McIntyre has written thousands of articles for 24/7 Wall St. He is an expert on corporate finance, the automotive industry, media companies and international finance. He has edited articles on national demographics, sports, personal income and travel.

His work has been quoted or mentioned in The New York Times, The Wall Street Journal, Los Angeles Times, The Washington Post, NBC News, Time, The New Yorker, HuffPost USA Today, Business Insider, Yahoo, AOL, MarketWatch, The Atlantic, Bloomberg, New York Post, Chicago Tribune, Forbes, The Guardian and many other major publications. McIntyre has been a guest on CNBC, the BBC and television and radio stations across the country.

A magna cum laude graduate of Harvard College, McIntyre also was president of The Harvard Advocate. Founded in 1866, the Advocate is the oldest college publication in the United States.
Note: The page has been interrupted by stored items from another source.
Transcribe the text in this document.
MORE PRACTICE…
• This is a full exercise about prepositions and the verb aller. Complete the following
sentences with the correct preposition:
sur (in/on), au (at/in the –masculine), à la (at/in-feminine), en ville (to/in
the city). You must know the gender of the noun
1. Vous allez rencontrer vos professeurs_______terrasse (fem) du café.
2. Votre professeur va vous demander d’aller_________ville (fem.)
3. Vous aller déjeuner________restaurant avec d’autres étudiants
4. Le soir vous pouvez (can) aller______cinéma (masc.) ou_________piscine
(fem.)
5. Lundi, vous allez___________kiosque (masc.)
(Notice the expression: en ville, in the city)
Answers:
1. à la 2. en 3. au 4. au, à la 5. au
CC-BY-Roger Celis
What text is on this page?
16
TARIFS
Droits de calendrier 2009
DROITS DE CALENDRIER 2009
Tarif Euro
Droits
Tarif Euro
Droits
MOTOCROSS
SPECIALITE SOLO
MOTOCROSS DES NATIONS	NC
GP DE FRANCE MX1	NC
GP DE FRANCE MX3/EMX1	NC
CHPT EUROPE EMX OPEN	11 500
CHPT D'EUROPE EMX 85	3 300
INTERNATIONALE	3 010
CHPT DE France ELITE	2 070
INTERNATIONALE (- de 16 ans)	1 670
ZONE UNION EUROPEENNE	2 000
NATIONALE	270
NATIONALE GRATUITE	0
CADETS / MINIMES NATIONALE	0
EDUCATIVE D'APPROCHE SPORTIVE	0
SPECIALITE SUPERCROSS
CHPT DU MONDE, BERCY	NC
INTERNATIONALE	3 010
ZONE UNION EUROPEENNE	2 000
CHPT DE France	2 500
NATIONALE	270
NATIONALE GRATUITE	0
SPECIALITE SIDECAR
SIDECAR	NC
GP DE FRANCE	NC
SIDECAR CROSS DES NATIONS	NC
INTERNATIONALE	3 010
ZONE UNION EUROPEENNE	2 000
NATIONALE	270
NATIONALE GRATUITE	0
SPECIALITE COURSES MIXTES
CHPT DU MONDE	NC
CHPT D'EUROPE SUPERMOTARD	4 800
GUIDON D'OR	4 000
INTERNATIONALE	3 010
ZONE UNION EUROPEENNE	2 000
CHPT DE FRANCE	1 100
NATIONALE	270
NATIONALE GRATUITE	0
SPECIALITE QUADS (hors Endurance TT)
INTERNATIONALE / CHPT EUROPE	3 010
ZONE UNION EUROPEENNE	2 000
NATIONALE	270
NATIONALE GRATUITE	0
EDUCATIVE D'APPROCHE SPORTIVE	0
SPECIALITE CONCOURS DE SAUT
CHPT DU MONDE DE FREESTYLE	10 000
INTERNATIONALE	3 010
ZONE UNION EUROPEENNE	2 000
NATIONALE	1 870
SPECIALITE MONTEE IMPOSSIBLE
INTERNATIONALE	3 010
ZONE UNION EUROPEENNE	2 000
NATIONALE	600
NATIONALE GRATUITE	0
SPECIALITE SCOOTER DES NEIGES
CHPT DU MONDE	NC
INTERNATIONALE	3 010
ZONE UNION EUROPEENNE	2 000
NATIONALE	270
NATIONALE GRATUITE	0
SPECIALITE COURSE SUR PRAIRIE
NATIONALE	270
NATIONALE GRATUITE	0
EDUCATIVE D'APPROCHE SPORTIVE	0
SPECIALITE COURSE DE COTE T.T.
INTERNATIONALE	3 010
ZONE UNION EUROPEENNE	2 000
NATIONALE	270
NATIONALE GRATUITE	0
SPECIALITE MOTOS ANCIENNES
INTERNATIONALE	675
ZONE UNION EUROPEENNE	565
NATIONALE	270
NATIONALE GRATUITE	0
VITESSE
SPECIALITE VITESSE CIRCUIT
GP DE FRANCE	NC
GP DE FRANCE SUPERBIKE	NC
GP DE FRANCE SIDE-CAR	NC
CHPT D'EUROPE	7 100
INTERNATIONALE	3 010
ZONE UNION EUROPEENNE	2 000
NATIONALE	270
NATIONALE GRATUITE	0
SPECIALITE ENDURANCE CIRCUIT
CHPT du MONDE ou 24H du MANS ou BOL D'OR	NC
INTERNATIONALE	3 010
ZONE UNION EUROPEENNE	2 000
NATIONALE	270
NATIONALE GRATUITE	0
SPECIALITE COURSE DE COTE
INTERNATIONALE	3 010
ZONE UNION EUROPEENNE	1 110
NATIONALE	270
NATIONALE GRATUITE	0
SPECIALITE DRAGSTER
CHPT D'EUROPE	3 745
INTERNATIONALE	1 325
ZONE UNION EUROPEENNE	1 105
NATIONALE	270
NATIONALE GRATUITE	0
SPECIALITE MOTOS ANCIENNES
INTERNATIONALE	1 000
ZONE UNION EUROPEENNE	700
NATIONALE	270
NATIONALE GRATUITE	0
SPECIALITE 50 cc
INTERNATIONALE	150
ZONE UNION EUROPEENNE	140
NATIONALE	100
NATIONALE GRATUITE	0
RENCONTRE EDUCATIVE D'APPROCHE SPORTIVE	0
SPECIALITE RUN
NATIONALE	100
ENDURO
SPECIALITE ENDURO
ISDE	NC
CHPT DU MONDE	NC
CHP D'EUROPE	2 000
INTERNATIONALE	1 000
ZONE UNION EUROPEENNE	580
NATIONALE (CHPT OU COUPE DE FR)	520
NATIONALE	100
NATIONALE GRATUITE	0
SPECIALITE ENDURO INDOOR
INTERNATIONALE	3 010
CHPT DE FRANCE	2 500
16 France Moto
TheStreet.com, Comps.com and Edgar Online are some of the public companies for which McIntyre served on the board of directors. He was a Vicinity Corporation board member when the company was sold to Microsoft in 2002. He served on the audit committees of some of these companies.

McIntyre has been the CEO of FutureSource, a provider of trading terminals and news to commodities and futures traders. He was president of Switchboard, the online phone directory company. He served as chairman and CEO of On2 Technologies, the video compression company that provided video compression software for Adobe’s Flash. Google bought On2 in 2009.